Images under fire
(Sponsored Energy Section)
No image has stoked fears and rallied the anti-fracking movement quite like the “flaming faucet” scenes in the “Gasland” documentaries.
But key aspects of that depiction – and the attempt to connect the presence of methane in tap water to hydraulic fracturing – have been met with doubt and in some cases outright invalidation since the film’s debut in 2010 and the release of the “Gasland” sequel in 2013.
A counterpoint documentary “FrackNation,” produced by journalists Phelim McAleer and Ann McInhenney last year, points out that the scene in the original “Gasland” showing a Weld County resident lighting his tap water took place in an area that had witnessed flaming faucets for decades.
That’s in line with what the Colorado Oil & Gas Conservation Commission concluded about two of the Weld County landowners featured in “Gasland.” In the case of landowner Mike Markham, who is shown in “Gasland” igniting a well-water faucet with a cigarette lighter, a 2008 report by COGCC concluded, “There were no indications of oil- and gas-related impacts to (Markham’s) water well.” It was noted however, that his water well was drilled through four different coal beds containing methane gas.
The COGCC’s conclusion was similar for the case of Weld County landowner Renee McClure, who was also featured in “Gasland.” According to COGCC, her water “showed naturally occurring biogenic methane gas” unrelated to oil and gas activity in the area.

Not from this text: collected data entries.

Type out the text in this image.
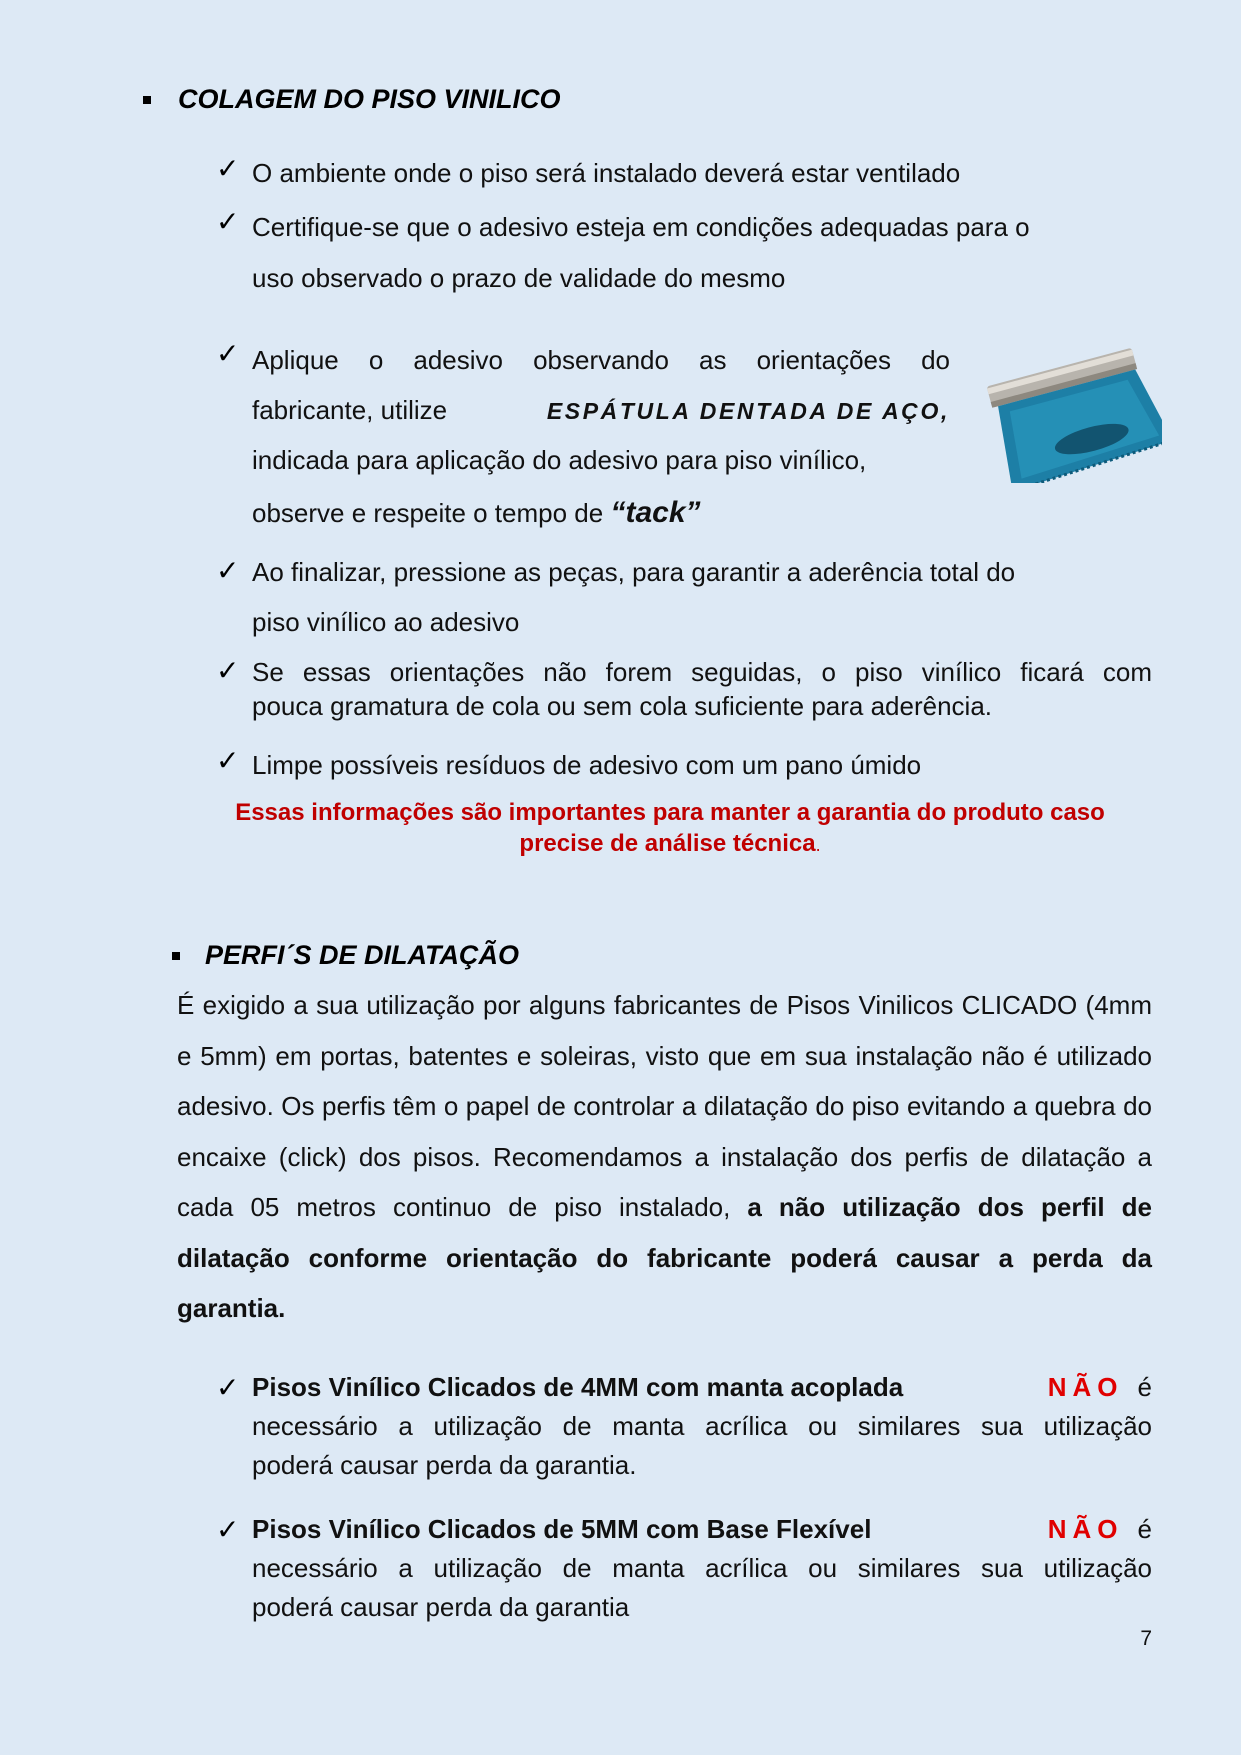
COLAGEM DO PISO VINILICO
✓ O ambiente onde o piso será instalado deverá estar ventilado
✓ Certifique-se que o adesivo esteja em condições adequadas para o
uso observado o prazo de validade do mesmo
✓ Aplique o adesivo observando as orientações do
fabricante, utilize	ESPÁTULA DENTADA DE AÇO,
indicada para aplicação do adesivo para piso vinílico,
observe e respeite o tempo de “tack”
✓ Ao finalizar, pressione as peças, para garantir a aderência total do
piso vinílico ao adesivo
✓ Se essas orientações não forem seguidas, o piso vinílico ficará com
pouca gramatura de cola ou sem cola suficiente para aderência.
✓ Limpe possíveis resíduos de adesivo com um pano úmido
Essas informações são importantes para manter a garantia do produto caso
precise de análise técnica.
PERFI´S DE DILATAÇÃO
É exigido a sua utilização por alguns fabricantes de Pisos Vinilicos CLICADO (4mm e 5mm) em portas, batentes e soleiras, visto que em sua instalação não é utilizado adesivo. Os perfis têm o papel de controlar a dilatação do piso evitando a quebra do encaixe (click) dos pisos. Recomendamos a instalação dos perfis de dilatação a cada 05 metros continuo de piso instalado, a não utilização dos perfil de dilatação conforme orientação do fabricante poderá causar a perda da garantia.
✓ Pisos Vinílico Clicados de 4MM com manta acoplada	NÃO é
necessário a utilização de manta acrílica ou similares sua utilização
poderá causar perda da garantia.
✓ Pisos Vinílico Clicados de 5MM com Base Flexível	NÃO é
necessário a utilização de manta acrílica ou similares sua utilização
poderá causar perda da garantia
7
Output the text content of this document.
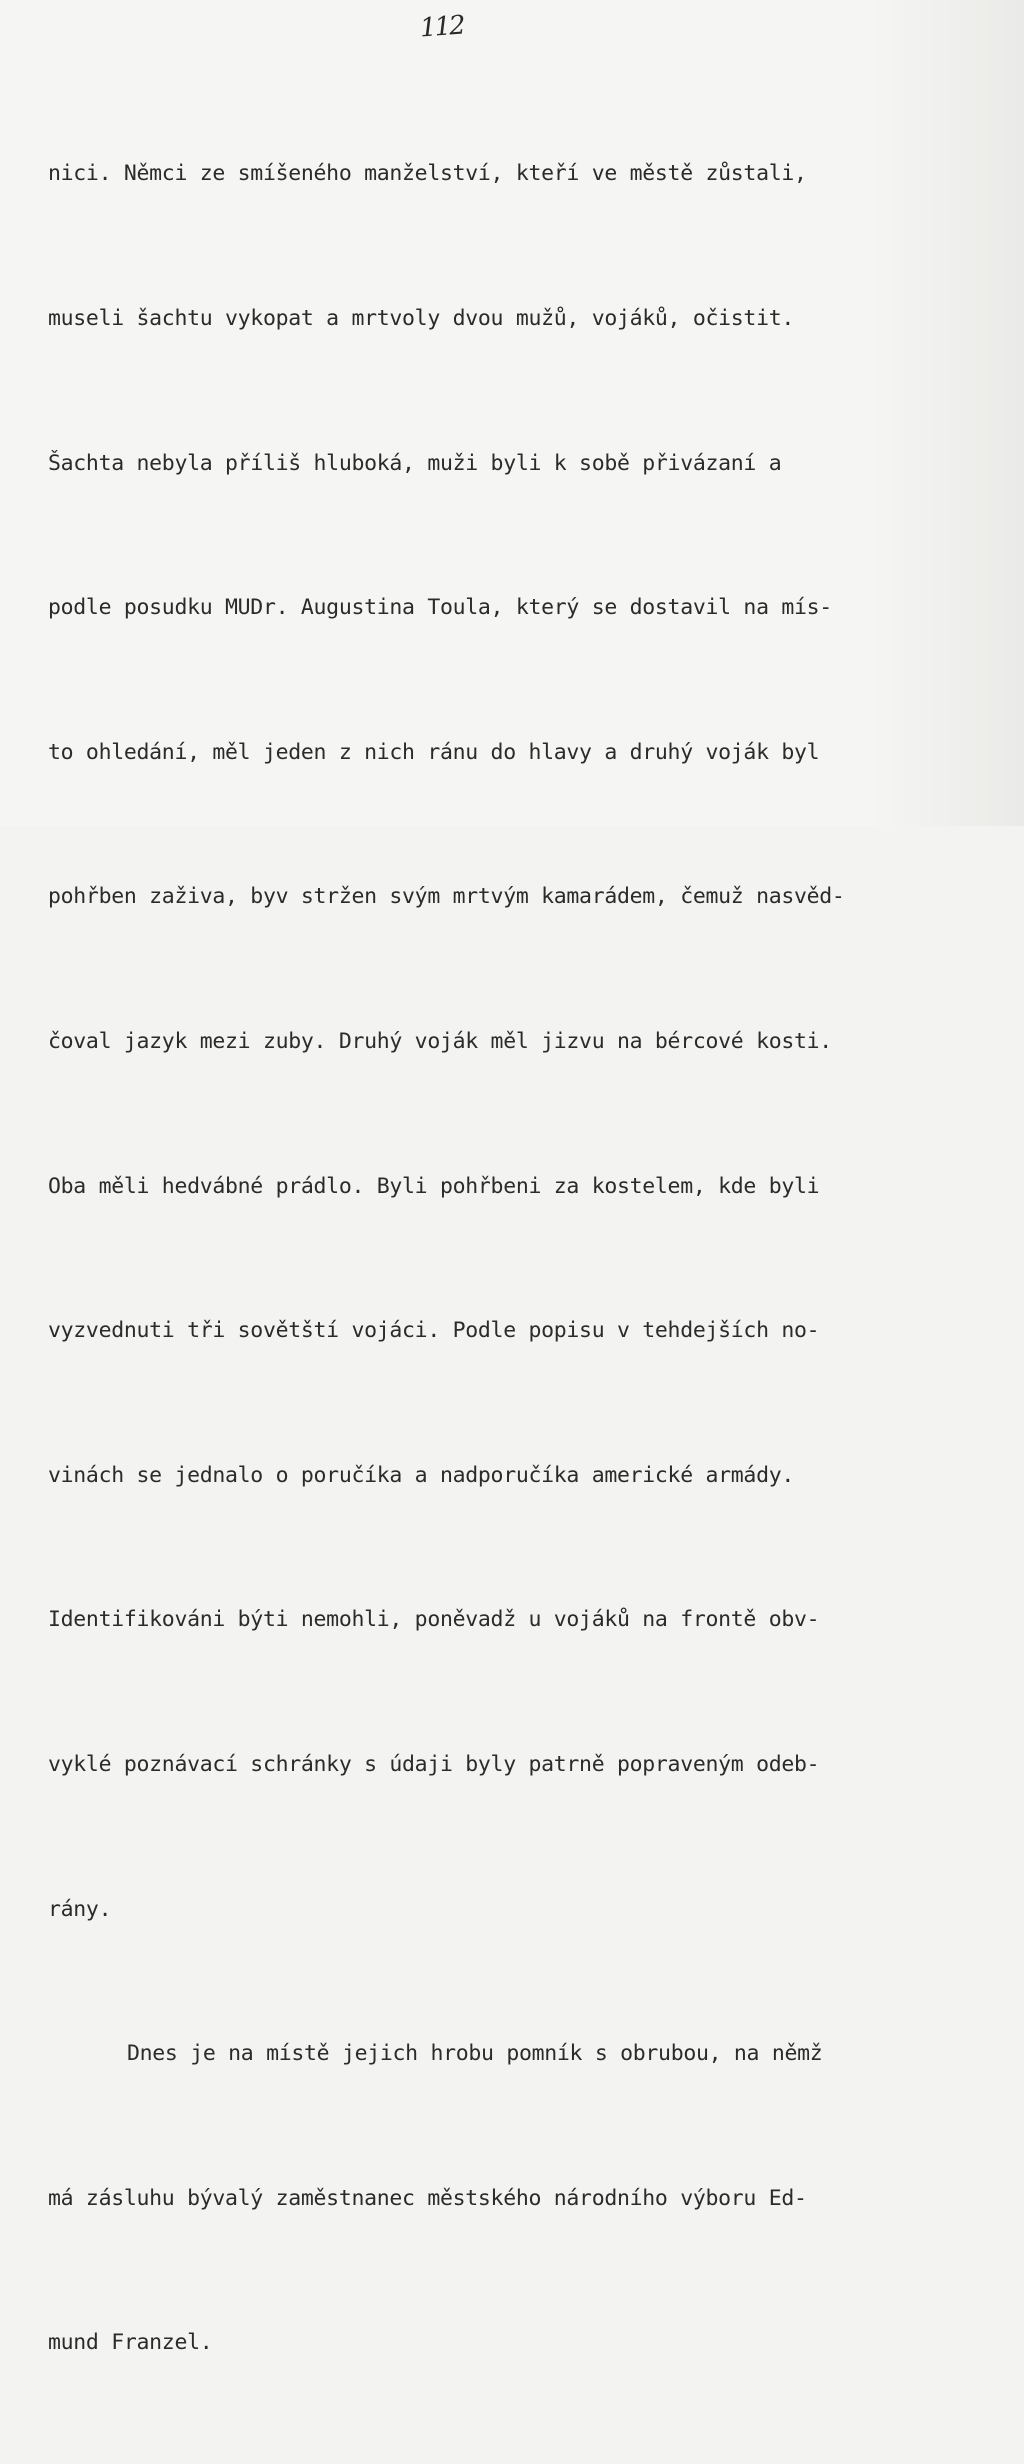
112

nici. Němci ze smíšeného manželství, kteří ve městě zůstali,

museli šachtu vykopat a mrtvoly dvou mužů, vojáků, očistit.

Šachta nebyla příliš hluboká, muži byli k sobě přivázaní a

podle posudku MUDr. Augustina Toula, který se dostavil na mís-

to ohledání, měl jeden z nich ránu do hlavy a druhý voják byl

pohřben zaživa, byv stržen svým mrtvým kamarádem, čemuž nasvěd-

čoval jazyk mezi zuby. Druhý voják měl jizvu na bércové kosti.

Oba měli hedvábné prádlo. Byli pohřbeni za kostelem, kde byli

vyzvednuti tři sovětští vojáci. Podle popisu v tehdejších no-

vinách se jednalo o poručíka a nadporučíka americké armády.

Identifikováni býti nemohli, poněvadž u vojáků na frontě obv-

vyklé poznávací schránky s údaji byly patrně popraveným odeb-

rány.

Dnes je na místě jejich hrobu pomník s obrubou, na němž

má zásluhu bývalý zaměstnanec městského národního výboru Ed-

mund Franzel.
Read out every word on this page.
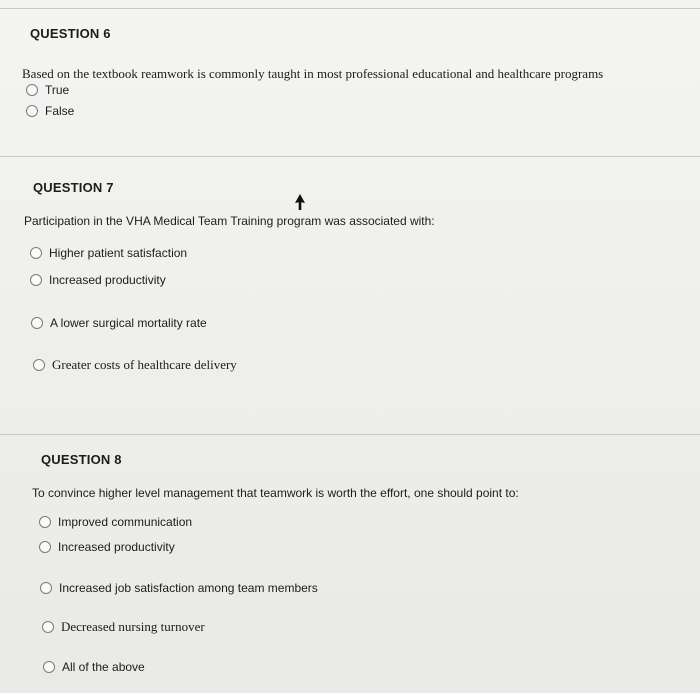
QUESTION 6
Based on the textbook reamwork is commonly taught in most professional educational and healthcare programs
True
False
QUESTION 7
Participation in the VHA Medical Team Training program was associated with:
Higher patient satisfaction
Increased productivity
A lower surgical mortality rate
Greater costs of healthcare delivery
QUESTION 8
To convince higher level management that teamwork is worth the effort, one should point to:
Improved communication
Increased productivity
Increased job satisfaction among team members
Decreased nursing turnover
All of the above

In a more troubling development, the flaming garden-hose scene that was used in “Gasland Part II” came under fire when it was reported that a Texas judge had found that the footage amounted to a hoax.
As reported in the Washington Free Beacon, Texas’ 43rd Judicial District Court found in February 2012 that landowner Steven Lipsky, “under the advice or direction” of Texas environmental activist Alisa Rich, “intentionally attached a garden hose to a gas vent – not a water line” and lit its contents on fire.
The Free Beacon went on to report what the court concluded about the flaming-hose footage used in Gasland Part II: “This demonstration was not done for scientific study but to provide local and national news media a deceptive video, calculated to alarm the public into believing the water was burning,” the judge found.
Similar to the Weld County cases in which the flammable water phenomenon predates hydraulic fracturing activity, photos of a flaming water well in Parker County, Texas, taken in 2005 recently surfaced, showing sufficiently high methane concentrations were present in the water years before Range Resources, the oil and gas company blamed by environmentalists for water contamination, began drilling in the area.
The Free Beacon reported on these newly uncovered Parker County photos on Feb. 6 – coincidentally the same day of a press release announcing that “FrackNation” – the counterpoint to “Gasland” – was heading to Europe for screenings in Brussels; Warsaw, Poland; and London in February.
Co-producer Phelim McAleer said he was particularly pleased to bring “FrackNation” to Poland, which is currently dependent upon Russia for its energy needs.
“I come from Ireland. I know what it means to have a large dominant neighbor next door and the problems that can bring,” McAleer said. “Shale gas offers a huge opportunity for Poland to be truly independent. I want to hear from Polish people how they feel about fracking and bring them the truth so that they make up their mind based on facts, not fiction.”